The $1.5 billion monthly expiries of Ethereum which ended on the 25th of June did turn out to be quite favorable for the market bears. At the time of expiry, Cointelegraph did report that the price of $2,200 was quite important if the cryptocurrency was to eliminate the neutral to bearish put options set at 73%. No wonder, the cryptocurrency token was wholeheartedly chasing that price.
Nonetheless, the bulls proved quite incapable of sustaining this advantage- simply because the price of expiry was around the range of $1,950. In the end, the put options quite easily outnumbered the call options of a neutral to bullish range by $30 million.
Ethereum Catching Up To Market Bulls
The present month, on the other hand, has shown quite a noticeable increase in its tally by 10%- with the price of the cryptocurrency struggling to sustain the support of $2,100. The negative performance of Bitcoin could also be a major reason behind this inexplicable price movement- but the hard fork in London which has been scheduled for this month seems to be the most responsible factor.

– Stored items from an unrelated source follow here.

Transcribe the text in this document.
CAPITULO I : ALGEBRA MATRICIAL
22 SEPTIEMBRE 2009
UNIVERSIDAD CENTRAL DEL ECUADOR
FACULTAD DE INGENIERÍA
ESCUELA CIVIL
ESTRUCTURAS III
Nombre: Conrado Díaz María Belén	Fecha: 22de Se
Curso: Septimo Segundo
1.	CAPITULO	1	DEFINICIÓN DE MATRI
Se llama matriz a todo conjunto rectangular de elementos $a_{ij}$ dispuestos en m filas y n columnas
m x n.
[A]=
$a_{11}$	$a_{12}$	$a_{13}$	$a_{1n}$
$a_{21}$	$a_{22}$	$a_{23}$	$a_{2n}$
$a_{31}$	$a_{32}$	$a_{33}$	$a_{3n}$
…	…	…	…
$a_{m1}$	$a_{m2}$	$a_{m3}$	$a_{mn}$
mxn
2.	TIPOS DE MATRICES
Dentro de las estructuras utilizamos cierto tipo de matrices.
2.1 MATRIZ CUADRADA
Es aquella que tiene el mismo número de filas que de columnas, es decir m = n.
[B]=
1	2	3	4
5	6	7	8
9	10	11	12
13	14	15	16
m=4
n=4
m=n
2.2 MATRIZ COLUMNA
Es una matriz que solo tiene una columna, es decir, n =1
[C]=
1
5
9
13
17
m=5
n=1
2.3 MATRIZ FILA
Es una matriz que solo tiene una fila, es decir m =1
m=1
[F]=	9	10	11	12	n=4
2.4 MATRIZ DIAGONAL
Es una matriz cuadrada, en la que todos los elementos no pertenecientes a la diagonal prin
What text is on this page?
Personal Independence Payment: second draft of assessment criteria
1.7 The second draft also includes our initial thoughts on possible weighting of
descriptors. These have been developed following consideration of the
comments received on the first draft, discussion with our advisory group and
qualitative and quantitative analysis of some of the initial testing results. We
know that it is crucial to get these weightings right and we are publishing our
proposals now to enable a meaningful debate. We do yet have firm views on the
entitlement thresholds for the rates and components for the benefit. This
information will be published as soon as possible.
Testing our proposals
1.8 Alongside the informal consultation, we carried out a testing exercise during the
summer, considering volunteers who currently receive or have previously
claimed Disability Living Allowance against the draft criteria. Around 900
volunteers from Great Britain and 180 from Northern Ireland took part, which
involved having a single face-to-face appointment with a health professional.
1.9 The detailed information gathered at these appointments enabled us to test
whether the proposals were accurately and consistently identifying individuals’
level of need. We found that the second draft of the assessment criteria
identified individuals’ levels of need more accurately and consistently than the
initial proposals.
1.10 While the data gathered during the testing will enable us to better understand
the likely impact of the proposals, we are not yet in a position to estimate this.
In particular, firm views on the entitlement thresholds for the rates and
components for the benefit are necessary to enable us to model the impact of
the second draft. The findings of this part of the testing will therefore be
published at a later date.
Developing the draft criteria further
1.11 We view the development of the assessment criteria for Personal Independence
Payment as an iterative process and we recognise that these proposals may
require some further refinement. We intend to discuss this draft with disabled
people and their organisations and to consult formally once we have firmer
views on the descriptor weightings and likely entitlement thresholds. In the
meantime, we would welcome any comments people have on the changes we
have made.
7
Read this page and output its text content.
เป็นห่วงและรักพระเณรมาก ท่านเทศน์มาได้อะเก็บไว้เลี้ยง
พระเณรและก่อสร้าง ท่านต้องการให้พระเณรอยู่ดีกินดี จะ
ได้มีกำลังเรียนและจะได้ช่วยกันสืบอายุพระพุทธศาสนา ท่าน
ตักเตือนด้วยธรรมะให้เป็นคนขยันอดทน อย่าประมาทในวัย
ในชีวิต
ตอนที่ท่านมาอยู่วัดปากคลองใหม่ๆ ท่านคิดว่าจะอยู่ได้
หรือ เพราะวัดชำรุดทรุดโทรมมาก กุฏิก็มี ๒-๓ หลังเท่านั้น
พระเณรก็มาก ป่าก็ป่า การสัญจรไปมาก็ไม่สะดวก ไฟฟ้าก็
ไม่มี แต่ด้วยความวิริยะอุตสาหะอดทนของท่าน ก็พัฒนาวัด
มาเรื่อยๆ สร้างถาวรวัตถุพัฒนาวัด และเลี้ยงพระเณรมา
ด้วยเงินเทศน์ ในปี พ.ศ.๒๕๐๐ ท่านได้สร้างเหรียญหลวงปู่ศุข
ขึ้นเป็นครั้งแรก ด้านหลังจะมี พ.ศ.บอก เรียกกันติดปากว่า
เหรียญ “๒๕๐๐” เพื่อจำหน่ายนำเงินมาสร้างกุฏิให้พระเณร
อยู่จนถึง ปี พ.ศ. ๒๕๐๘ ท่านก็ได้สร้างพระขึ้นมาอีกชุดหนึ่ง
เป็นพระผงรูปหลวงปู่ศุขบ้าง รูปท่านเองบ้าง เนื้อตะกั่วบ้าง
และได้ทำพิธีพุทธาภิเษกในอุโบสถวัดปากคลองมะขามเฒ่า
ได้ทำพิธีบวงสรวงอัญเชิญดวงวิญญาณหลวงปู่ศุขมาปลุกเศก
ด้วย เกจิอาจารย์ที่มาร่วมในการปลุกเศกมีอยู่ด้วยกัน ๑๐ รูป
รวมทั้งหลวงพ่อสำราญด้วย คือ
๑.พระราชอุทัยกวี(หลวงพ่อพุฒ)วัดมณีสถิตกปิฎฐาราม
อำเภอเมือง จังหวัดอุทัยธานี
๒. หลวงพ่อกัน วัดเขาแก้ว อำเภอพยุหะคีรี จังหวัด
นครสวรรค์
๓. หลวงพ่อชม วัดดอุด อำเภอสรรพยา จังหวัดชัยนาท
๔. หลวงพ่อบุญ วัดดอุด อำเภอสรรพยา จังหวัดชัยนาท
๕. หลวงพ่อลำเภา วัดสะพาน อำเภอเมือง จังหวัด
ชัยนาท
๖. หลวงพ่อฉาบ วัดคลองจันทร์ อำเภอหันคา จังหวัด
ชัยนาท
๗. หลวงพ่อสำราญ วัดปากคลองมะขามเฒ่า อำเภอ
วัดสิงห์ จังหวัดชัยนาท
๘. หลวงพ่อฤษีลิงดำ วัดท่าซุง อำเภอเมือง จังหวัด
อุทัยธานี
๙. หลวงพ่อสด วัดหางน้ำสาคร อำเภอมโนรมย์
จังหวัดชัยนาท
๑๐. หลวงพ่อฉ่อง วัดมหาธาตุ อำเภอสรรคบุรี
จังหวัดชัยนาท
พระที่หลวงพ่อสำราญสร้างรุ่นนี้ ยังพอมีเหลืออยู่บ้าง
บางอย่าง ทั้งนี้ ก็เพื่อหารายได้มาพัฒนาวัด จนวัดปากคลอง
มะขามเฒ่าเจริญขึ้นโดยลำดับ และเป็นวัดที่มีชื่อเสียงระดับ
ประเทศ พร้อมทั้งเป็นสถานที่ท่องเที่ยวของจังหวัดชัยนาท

The EIP or the Ethereum Improvement Proposal 1559 will surely cap the fees of gas- which makes it even more predictable for users. On the other hand, most of the revenue for miners will soon be impacted negatively. This entails that any pushback from miners could easily delay Ethereum 2.0- making it a major point of price weakness.
Also, regulatory pressure put on Ethereum and other cryptocurrencies could also be a reason for the negative sentiment in the market. For example, the United States Financial Crimes Enforcement Network recently announced that most of the cryptocurrencies would be considered to be one of the top national priorities in their fight against financial terrorism. The branch is also going to make sure that they are ensuring proper Anti-money Laundering Policies.